As details of those intrusions have emerged over the past year and a half, some American officials and experts have come around to the idea of an international agreement on the rules of cyber war. “We went through a couple decades of essentially Wild West in this area,” Aston Carter, who served as Secretary of Defense during Obama’s second term, told a panel hosted by TIME in January at the World Economic Forum in Davos. As the discussion turned to the need for a “Digital Geneva Convention,” Carter said, “Norms and rules do matter. They define when a transgression has occurred, and they create at least potentially the possibility for collective response. I’m all for that.”
But Russia isn’t so sure anymore. As its own cyber arsenal has grown in strength, the Russian government has cooled on the idea of letting international law constrain it. One of the ironies of this apparent role reversal between the U.S. and Russia has been the position of Michele Markoff, the State Department official who essentially told the Russians to get lost when they pleaded with her for cyber disarmament in 2009.
Her more recent efforts at the U.N. have focused on much the same goal: getting international laws to apply to cyber conflict, including humanitarian laws that could ban attacks on civilian targets. But Russia has reportedly stood in her way. Last summer, when the talks on this issue broke down, Markoff wrote an impassioned complaint against the states that do as they please in cyberspace, “with no limits or constraints on their actions.” She continued: “That is a dangerous and unsupportable view, and it is one that I unequivocally reject.”

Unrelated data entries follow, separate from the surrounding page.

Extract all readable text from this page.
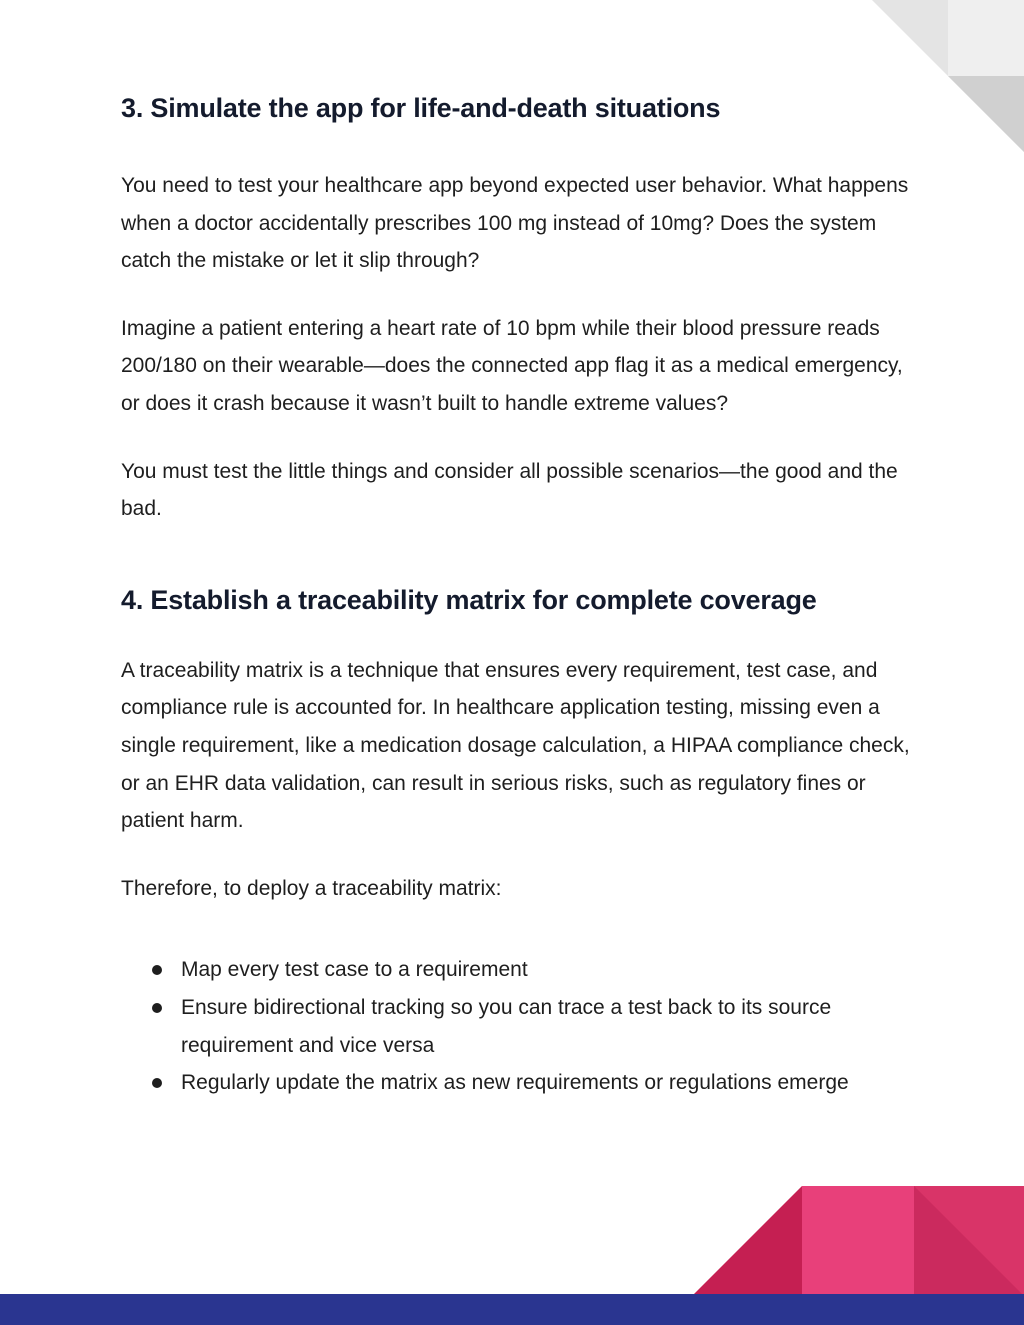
3. Simulate the app for life-and-death situations

You need to test your healthcare app beyond expected user behavior. What happens when a doctor accidentally prescribes 100 mg instead of 10mg? Does the system catch the mistake or let it slip through?

Imagine a patient entering a heart rate of 10 bpm while their blood pressure reads 200/180 on their wearable—does the connected app flag it as a medical emergency, or does it crash because it wasn’t built to handle extreme values?

You must test the little things and consider all possible scenarios—the good and the bad.

4. Establish a traceability matrix for complete coverage

A traceability matrix is a technique that ensures every requirement, test case, and compliance rule is accounted for. In healthcare application testing, missing even a single requirement, like a medication dosage calculation, a HIPAA compliance check, or an EHR data validation, can result in serious risks, such as regulatory fines or patient harm.

Therefore, to deploy a traceability matrix:

Map every test case to a requirement
Ensure bidirectional tracking so you can trace a test back to its source requirement and vice versa
Regularly update the matrix as new requirements or regulations emerge
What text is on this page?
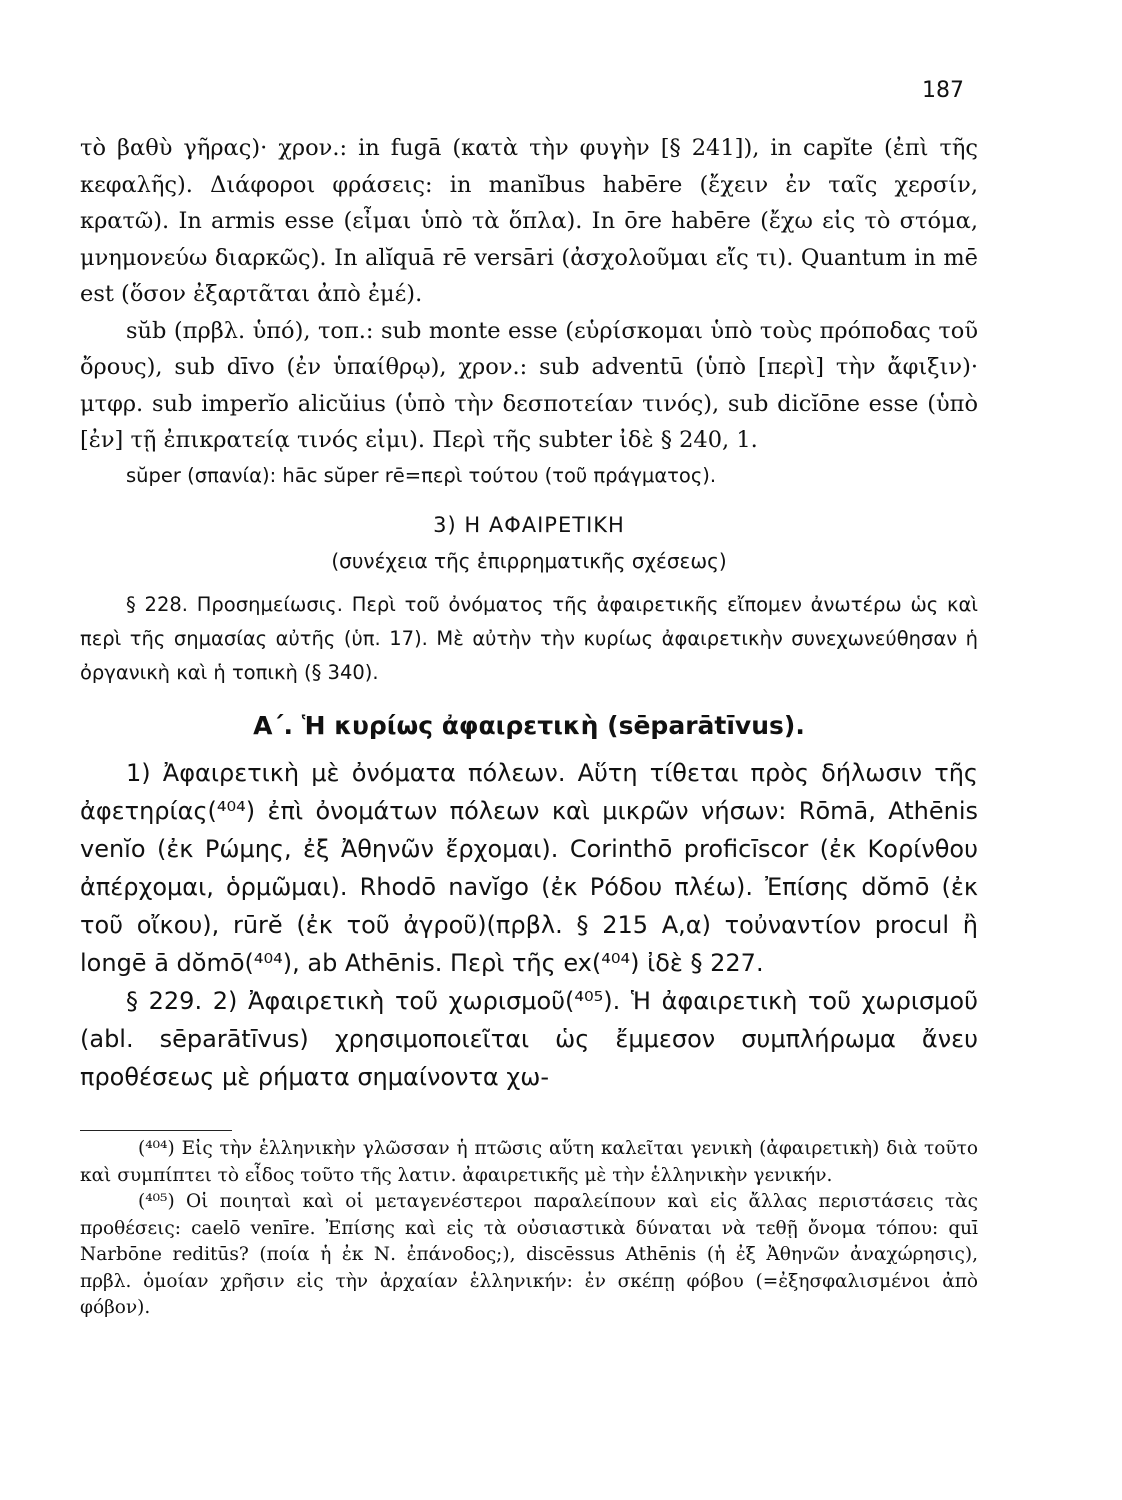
187

τὸ βαθὺ γῆρας)· χρον.: in fugā (κατὰ τὴν φυγὴν [§ 241]), in capĭte (ἐπὶ τῆς κεφαλῆς). Διάφοροι φράσεις: in manĭbus habēre (ἔχειν ἐν ταῖς χερσίν, κρατῶ). In armis esse (εἶμαι ὑπὸ τὰ ὅπλα). In ōre habēre (ἔχω εἰς τὸ στόμα, μνημονεύω διαρκῶς). In alĭquā rē versāri (ἀσχολοῦμαι εἴς τι). Quantum in mē est (ὅσον ἐξαρτᾶται ἀπὸ ἐμέ).

sŭb (πρβλ. ὑπό), τοπ.: sub monte esse (εὑρίσκομαι ὑπὸ τοὺς πρόποδας τοῦ ὄρους), sub dīvo (ἐν ὑπαίθρῳ), χρον.: sub adventū (ὑπὸ [περὶ] τὴν ἄφιξιν)· μτφρ. sub imperĭo alicŭius (ὑπὸ τὴν δεσποτείαν τινός), sub dicĭōne esse (ὑπὸ [ἐν] τῇ ἐπικρατείᾳ τινός εἰμι). Περὶ τῆς subter ἰδὲ § 240, 1.

sŭper (σπανία): hāc sŭper rē=περὶ τούτου (τοῦ πράγματος).

3) Η ΑΦΑΙΡΕΤΙΚΗ

(συνέχεια τῆς ἐπιρρηματικῆς σχέσεως)

§ 228. Προσημείωσις. Περὶ τοῦ ὀνόματος τῆς ἀφαιρετικῆς εἴπομεν ἀνωτέρω ὡς καὶ περὶ τῆς σημασίας αὐτῆς (ὑπ. 17). Μὲ αὐτὴν τὴν κυρίως ἀφαιρετικὴν συνεχωνεύθησαν ἡ ὀργανικὴ καὶ ἡ τοπικὴ (§ 340).

Α΄. Ἡ κυρίως ἀφαιρετικὴ (sēparātīvus).

1) Ἀφαιρετικὴ μὲ ὀνόματα πόλεων. Αὕτη τίθεται πρὸς δήλωσιν τῆς ἀφετηρίας(⁴⁰⁴) ἐπὶ ὀνομάτων πόλεων καὶ μικρῶν νήσων: Rōmā, Athēnis venĭo (ἐκ Ρώμης, ἐξ Ἀθηνῶν ἔρχομαι). Corinthō proficīscor (ἐκ Κορίνθου ἀπέρχομαι, ὁρμῶμαι). Rhodō navĭgo (ἐκ Ρόδου πλέω). Ἐπίσης dŏmō (ἐκ τοῦ οἴκου), rūrĕ (ἐκ τοῦ ἀγροῦ)(πρβλ. § 215 Α,α) τοὐναντίον procul ἢ longē ā dŏmō(⁴⁰⁴), ab Athēnis. Περὶ τῆς ex(⁴⁰⁴) ἰδὲ § 227.

§ 229. 2) Ἀφαιρετικὴ τοῦ χωρισμοῦ(⁴⁰⁵). Ἡ ἀφαιρετικὴ τοῦ χωρισμοῦ (abl. sēparātīvus) χρησιμοποιεῖται ὡς ἔμμεσον συμπλήρωμα ἄνευ προθέσεως μὲ ρήματα σημαίνοντα χω-

(⁴⁰⁴) Εἰς τὴν ἑλληνικὴν γλῶσσαν ἡ πτῶσις αὕτη καλεῖται γενικὴ (ἀφαιρετικὴ) διὰ τοῦτο καὶ συμπίπτει τὸ εἶδος τοῦτο τῆς λατιν. ἀφαιρετικῆς μὲ τὴν ἑλληνικὴν γενικήν.

(⁴⁰⁵) Οἱ ποιηταὶ καὶ οἱ μεταγενέστεροι παραλείπουν καὶ εἰς ἄλλας περιστάσεις τὰς προθέσεις: caelō venīre. Ἐπίσης καὶ εἰς τὰ οὐσιαστικὰ δύναται νὰ τεθῇ ὄνομα τόπου: quī Narbōne reditūs? (ποία ἡ ἐκ Ν. ἐπάνοδος;), discēssus Athēnis (ἡ ἐξ Ἀθηνῶν ἀναχώρησις), πρβλ. ὁμοίαν χρῆσιν εἰς τὴν ἀρχαίαν ἑλληνικήν: ἐν σκέπῃ φόβου (=ἐξησφαλισμένοι ἀπὸ φόβον).
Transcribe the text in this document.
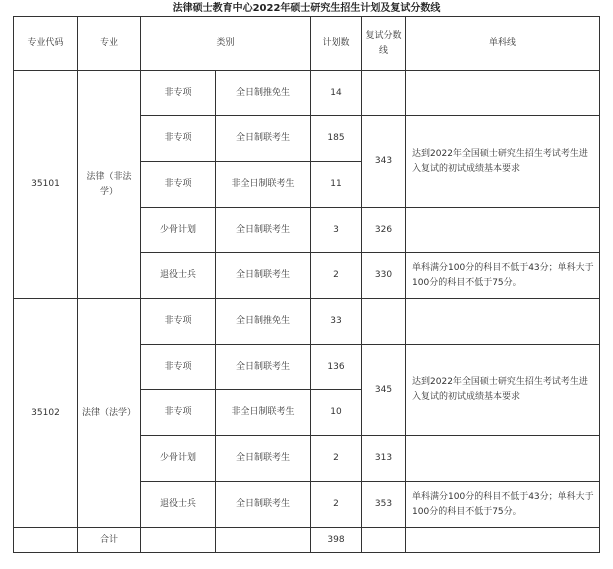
法律硕士教育中心2022年硕士研究生招生计划及复试分数线
专业代码	专业	类别		计划数	复试分数线	单科线
35101	法律（非法学）	非专项	全日制推免生	14		
		非专项	全日制联考生	185	343	达到2022年全国硕士研究生招生考试考生进入复试的初试成绩基本要求
		非专项	非全日制联考生	11		
		少骨计划	全日制联考生	3	326	
		退役士兵	全日制联考生	2	330	单科满分100分的科目不低于43分；单科大于100分的科目不低于75分。
35102	法律（法学）	非专项	全日制推免生	33		
		非专项	全日制联考生	136	345	达到2022年全国硕士研究生招生考试考生进入复试的初试成绩基本要求
		非专项	非全日制联考生	10		
		少骨计划	全日制联考生	2	313	
		退役士兵	全日制联考生	2	353	单科满分100分的科目不低于43分；单科大于100分的科目不低于75分。
	合计			398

Rubanov rejects it, too. But in Moscow his voice no longer counts for much. The men who sit on the Security Council today are mostly inclined to see the tools of cyber warfare as a cheap and effective way of hurting an enemy. They are not likely to give up those tools, especially since there is no treaty prohibiting them. “If we had that document, and enough trust to verify compliance, we would be a lot better off,” says Rubanov. Now he fears it’s way too late.